Hakk’a tapan bu millet istiklali hak etmiştir.
Ben
ezelden beridir hür yaşadım, hür yaşarım.
Hangi
çılgın bana zincir vuracakmış, şaşarım!
Kükremiş
sel gibiyim, bendimi çiğner aşarım;
Yırtarım
dağları, enginlere sığmam, taşarım.
Bu kıtada
“hürriyet” kavramı söz konusudur. Burada şair “ben” kelimesini kullanmakla
beraber kastolunan Türk milletidir. Şair, burada Tür milletini
konuşturmaktadır. Ezel, öncesi olmayan zamandır. Türk milleti ezelden beri hür
yaşamış ve hür yaşamaya alışmıştır. Ona zincir vurulamaz.
Zincir
vurmak, esir etmek manasındadır. Bizi esir etmek isteyenler çılgın olarak
nitelendiriliyor. Ayrıca, Batılılar Kuva-yı Milliyeciler için “çılgın”
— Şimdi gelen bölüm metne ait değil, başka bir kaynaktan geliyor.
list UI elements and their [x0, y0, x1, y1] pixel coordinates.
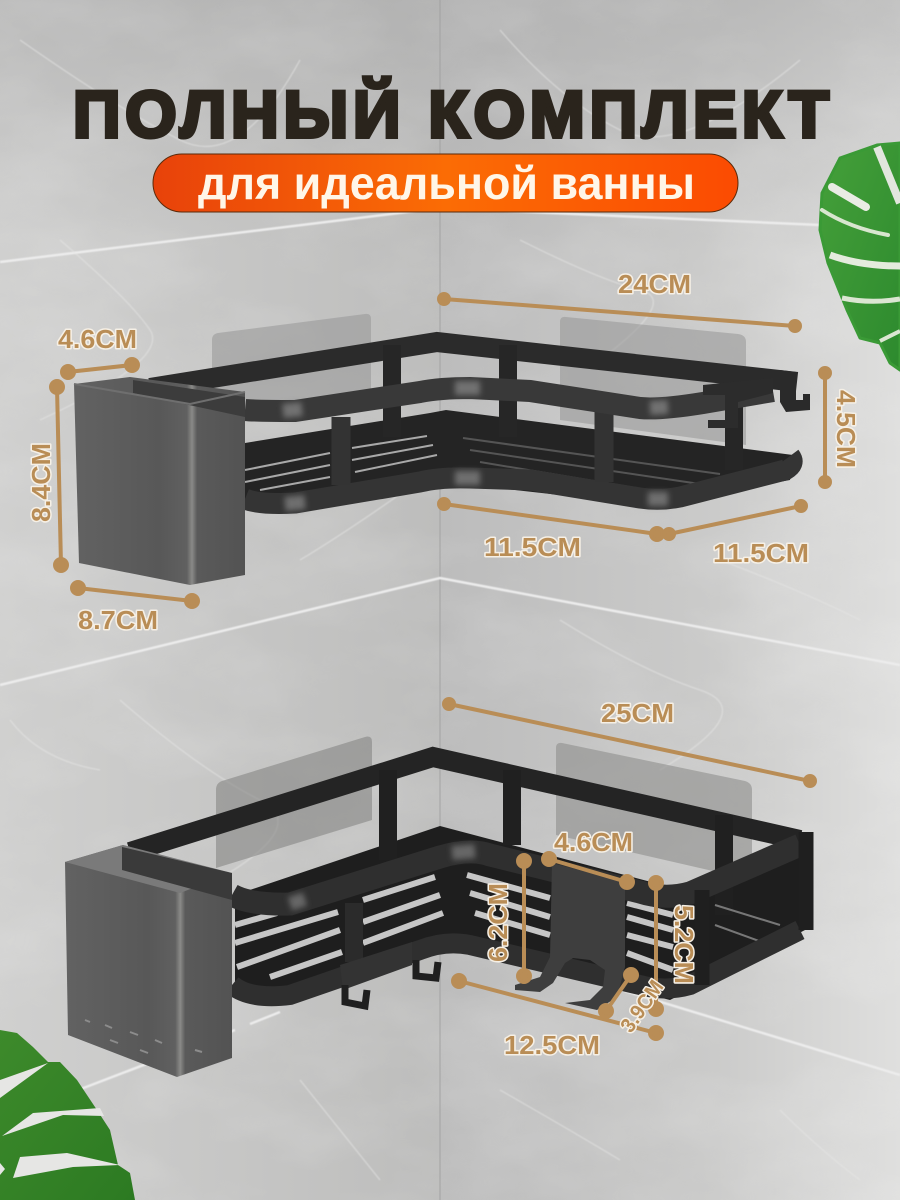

kelimesini kullanıyorlar. Çünkü, istiklal mücadelemizin başarıya ulaşmasını
mümkün görmüyorlar. Şair, asıl çılgının onlar olduğunu demeye getiriyor. Asıl
onlar olmayacak işe giriştikleri için, ezelden beri hür yaşamış Türk milletine
zincir vurmak istedikleri için çılgındırlar.
Üçüncü
dizede Millî Mücadele bir sele benzetiliyor. Fizik kurallarına göre
suyu sıkıştırmak ve esir etmek mümkün değildir. Sıkıştırılamadığı için bent
yapılır. O durumda da su, bendi ya yıkar ya da üstünden aşar. Bent esaret
anlamına; kükremiş sel gibi olmak da esareti kabul etmemek anlamına gelir.
Ezelden beri hür
yaşamış Türk milleti, esir edilmek istendiği takdirde kükremiş sel gibi,
bendini çiğneyerek aşacaktır. Dağları yırtacak, okyanuslara sığmayarak
taşacaktır. Hürriyetin başlıca özelliği sınır tanımamaktır. Hür yaşamak Türk
milletinin karakteristik bir özelliğidir.
Garbın
âfâkını sarmışsa çelik zırhlı duvar
Benim
îman dolu göğsüm gibi serhaddim var.
Ulusun,
korkma, nasıl böyle bir îmânı boğar,
“Medeniyyet!”
dediğin tek dişi kalmış canavar?
Bu kıtada savaşan
iki taraf, Türk milleti ile Batı dünyası karşılaştırılmaktadır. Garp (Batı)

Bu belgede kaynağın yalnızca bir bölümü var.